I commented on liqbase, but not on the N810 hardware. I'd strongly recommend *the hardware*, but don't feel I've found the right note-taking software for it.
You may also want to try http://maemo.org/downloads/product/OS2008/xournal/.
If price and practicality are priorities as they should be, I would suggest a used thinkpad X41 tablet.
I recently picked up a Lenovo x200T and have to say that it's a great machine. I use a combination of onenote and Blubeam pdf Revu. I rarely carry notebooks with me, aside from a lab notebook.
Any good active digitizer tablet is a sweet setup. I get about 7-8 hours batt life on a 5 month old battery with wireless connectivity, enough for most days without needing a charger.
What about e-paper? Doesn't Sony's latest have a touch screen?
Definitely Microsoft's OneNote suite and a tablet pc.
Use syncplicity or one of the hundred other computer syncing utilities on the internet to keep your computers synced.
Alternatively, you can use Evernote, but i feel for large-scale notes, OneNote would do the job better.
Evernote is still a pretty slick app for remembering things, I would recommend checking it out regardless!

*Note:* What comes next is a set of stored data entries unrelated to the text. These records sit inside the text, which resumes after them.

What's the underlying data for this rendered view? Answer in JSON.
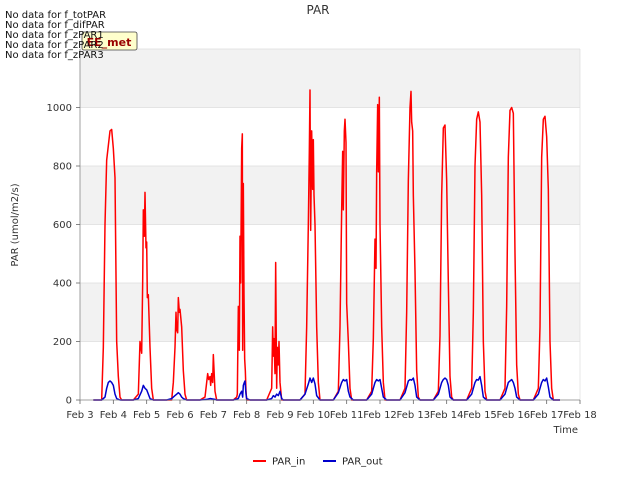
{
  "chart_data": {
    "type": "line",
    "title": "PAR",
    "xlabel": "Time",
    "ylabel": "PAR (umol/m2/s)",
    "xlim": [
      3.0,
      18.0
    ],
    "ylim": [
      0,
      1200
    ],
    "x_ticks": [
      3,
      4,
      5,
      6,
      7,
      8,
      9,
      10,
      11,
      12,
      13,
      14,
      15,
      16,
      17,
      18
    ],
    "x_tick_labels": [
      "Feb 3",
      "Feb 4",
      "Feb 5",
      "Feb 6",
      "Feb 7",
      "Feb 8",
      "Feb 9",
      "Feb 10",
      "Feb 11",
      "Feb 12",
      "Feb 13",
      "Feb 14",
      "Feb 15",
      "Feb 16",
      "Feb 17",
      "Feb 18"
    ],
    "y_ticks": [
      0,
      200,
      400,
      600,
      800,
      1000
    ],
    "y_tick_labels": [
      "0",
      "200",
      "400",
      "600",
      "800",
      "1000"
    ],
    "background_bands": true,
    "legend_position": "bottom-center",
    "no_data_messages": [
      "No data for f_totPAR",
      "No data for f_difPAR",
      "No data for f_zPAR1",
      "No data for f_zPAR2",
      "No data for f_zPAR3"
    ],
    "badge_text": "EE_met",
    "series": [
      {
        "name": "PAR_in",
        "color": "#ff0000",
        "x": [
          3.4,
          3.65,
          3.7,
          3.75,
          3.8,
          3.85,
          3.9,
          3.95,
          4.0,
          4.05,
          4.1,
          4.15,
          4.2,
          4.25,
          4.3,
          4.35,
          4.6,
          4.75,
          4.8,
          4.85,
          4.88,
          4.9,
          4.93,
          4.95,
          4.98,
          5.0,
          5.02,
          5.05,
          5.1,
          5.15,
          5.2,
          5.6,
          5.75,
          5.8,
          5.85,
          5.88,
          5.9,
          5.93,
          5.95,
          5.98,
          6.0,
          6.05,
          6.1,
          6.15,
          6.2,
          6.6,
          6.75,
          6.8,
          6.83,
          6.86,
          6.9,
          6.92,
          6.95,
          6.98,
          7.0,
          7.05,
          7.1,
          7.3,
          7.6,
          7.7,
          7.72,
          7.75,
          7.78,
          7.8,
          7.82,
          7.85,
          7.87,
          7.88,
          7.9,
          7.92,
          7.94,
          7.96,
          7.98,
          8.0,
          8.05,
          8.1,
          8.6,
          8.75,
          8.78,
          8.8,
          8.82,
          8.85,
          8.87,
          8.9,
          8.92,
          8.95,
          8.97,
          9.0,
          9.05,
          9.1,
          9.6,
          9.75,
          9.8,
          9.85,
          9.88,
          9.9,
          9.92,
          9.95,
          9.98,
          10.0,
          10.02,
          10.05,
          10.1,
          10.15,
          10.2,
          10.6,
          10.75,
          10.8,
          10.85,
          10.88,
          10.9,
          10.93,
          10.95,
          10.98,
          11.0,
          11.05,
          11.1,
          11.15,
          11.2,
          11.6,
          11.75,
          11.8,
          11.85,
          11.88,
          11.9,
          11.93,
          11.95,
          11.98,
          12.0,
          12.05,
          12.1,
          12.15,
          12.2,
          12.6,
          12.75,
          12.8,
          12.85,
          12.9,
          12.93,
          12.95,
          12.98,
          13.0,
          13.05,
          13.1,
          13.15,
          13.2,
          13.6,
          13.75,
          13.8,
          13.85,
          13.9,
          13.95,
          14.0,
          14.05,
          14.1,
          14.15,
          14.2,
          14.6,
          14.75,
          14.8,
          14.85,
          14.9,
          14.95,
          15.0,
          15.05,
          15.1,
          15.15,
          15.2,
          15.6,
          15.75,
          15.8,
          15.85,
          15.9,
          15.95,
          16.0,
          16.05,
          16.1,
          16.15,
          16.2,
          16.6,
          16.75,
          16.8,
          16.85,
          16.9,
          16.95,
          17.0,
          17.05,
          17.1,
          17.15,
          17.2,
          17.4
        ],
        "y": [
          0,
          0,
          180,
          600,
          820,
          870,
          920,
          925,
          860,
          760,
          200,
          80,
          10,
          0,
          0,
          0,
          0,
          20,
          200,
          160,
          400,
          650,
          560,
          710,
          520,
          540,
          350,
          360,
          180,
          40,
          0,
          0,
          0,
          60,
          180,
          300,
          240,
          230,
          350,
          300,
          310,
          250,
          100,
          20,
          0,
          0,
          10,
          60,
          90,
          70,
          80,
          50,
          90,
          60,
          155,
          30,
          0,
          0,
          0,
          10,
          20,
          320,
          170,
          560,
          400,
          860,
          910,
          170,
          740,
          360,
          140,
          100,
          30,
          0,
          0,
          0,
          0,
          40,
          250,
          150,
          210,
          90,
          470,
          40,
          180,
          120,
          200,
          60,
          0,
          0,
          0,
          20,
          250,
          600,
          850,
          1060,
          580,
          920,
          720,
          890,
          700,
          600,
          250,
          60,
          0,
          0,
          30,
          250,
          650,
          850,
          650,
          920,
          960,
          880,
          330,
          200,
          40,
          0,
          0,
          0,
          30,
          210,
          550,
          450,
          780,
          1010,
          780,
          1035,
          600,
          250,
          60,
          0,
          0,
          0,
          40,
          300,
          750,
          1000,
          1055,
          950,
          920,
          700,
          440,
          100,
          10,
          0,
          0,
          30,
          220,
          700,
          930,
          940,
          750,
          400,
          80,
          10,
          0,
          0,
          40,
          300,
          800,
          960,
          985,
          950,
          700,
          200,
          30,
          0,
          0,
          40,
          320,
          830,
          990,
          1000,
          980,
          500,
          120,
          20,
          0,
          0,
          40,
          250,
          830,
          960,
          970,
          900,
          720,
          200,
          40,
          0,
          0
        ],
        "line_width": 1.5
      },
      {
        "name": "PAR_out",
        "color": "#0000cc",
        "x": [
          3.4,
          3.65,
          3.75,
          3.8,
          3.85,
          3.9,
          3.95,
          4.0,
          4.05,
          4.1,
          4.2,
          4.6,
          4.75,
          4.85,
          4.9,
          4.95,
          5.0,
          5.05,
          5.1,
          5.2,
          5.6,
          5.75,
          5.85,
          5.9,
          5.95,
          6.0,
          6.05,
          6.1,
          6.2,
          6.6,
          6.8,
          6.9,
          7.0,
          7.05,
          7.1,
          7.6,
          7.75,
          7.8,
          7.85,
          7.88,
          7.9,
          7.93,
          7.95,
          7.98,
          8.0,
          8.1,
          8.6,
          8.75,
          8.8,
          8.85,
          8.9,
          8.95,
          9.0,
          9.05,
          9.1,
          9.6,
          9.75,
          9.85,
          9.9,
          9.95,
          10.0,
          10.05,
          10.1,
          10.2,
          10.6,
          10.75,
          10.85,
          10.9,
          10.95,
          11.0,
          11.05,
          11.1,
          11.2,
          11.6,
          11.75,
          11.85,
          11.9,
          11.95,
          12.0,
          12.05,
          12.1,
          12.2,
          12.6,
          12.75,
          12.85,
          12.9,
          12.95,
          13.0,
          13.05,
          13.1,
          13.2,
          13.6,
          13.75,
          13.85,
          13.9,
          13.95,
          14.0,
          14.05,
          14.1,
          14.2,
          14.6,
          14.75,
          14.85,
          14.9,
          14.95,
          15.0,
          15.05,
          15.1,
          15.2,
          15.6,
          15.75,
          15.85,
          15.9,
          15.95,
          16.0,
          16.05,
          16.1,
          16.2,
          16.6,
          16.75,
          16.85,
          16.9,
          16.95,
          17.0,
          17.05,
          17.1,
          17.2,
          17.4
        ],
        "y": [
          0,
          0,
          10,
          40,
          60,
          65,
          60,
          50,
          20,
          5,
          0,
          0,
          5,
          30,
          50,
          40,
          35,
          20,
          5,
          0,
          0,
          5,
          15,
          20,
          25,
          20,
          10,
          5,
          0,
          0,
          2,
          5,
          3,
          2,
          0,
          0,
          5,
          20,
          30,
          10,
          50,
          60,
          65,
          20,
          5,
          0,
          0,
          5,
          15,
          10,
          20,
          15,
          30,
          5,
          0,
          0,
          20,
          55,
          75,
          60,
          75,
          55,
          15,
          0,
          0,
          25,
          60,
          70,
          65,
          70,
          30,
          10,
          0,
          0,
          20,
          60,
          70,
          65,
          70,
          40,
          10,
          0,
          0,
          25,
          65,
          70,
          68,
          75,
          50,
          10,
          0,
          0,
          20,
          60,
          70,
          75,
          70,
          50,
          10,
          0,
          0,
          20,
          60,
          70,
          68,
          80,
          50,
          10,
          0,
          0,
          20,
          60,
          65,
          70,
          60,
          40,
          10,
          0,
          0,
          20,
          60,
          70,
          65,
          75,
          45,
          10,
          0,
          0
        ],
        "line_width": 1.5
      }
    ]
  }
}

I've used three "digital notepads" in the last decade:
CyberPad by Addesso - LOUSY build quality.
CrossPad by Cross. Great quality, so-so software. Still wish my wife had not thrown it away while I was traveling.
Currently: Digimemo. Software is OK. You can even teach it "shorthand." The pen is mediocre and, as I have carpal tunnel, I cannot use it for a long period of time.
I'd like to try an iLiad, but don't have a spare $800 for experimenting.
How about a SolidTek Digital Notepad? It stores your notes, which you can later upload to any computer with digital handwriting recognition. This is a slightly better option than something like a LightScribe pen, which requires special paper. This won't recognize your writing on the spot of course, but it's great in form factor and in usability.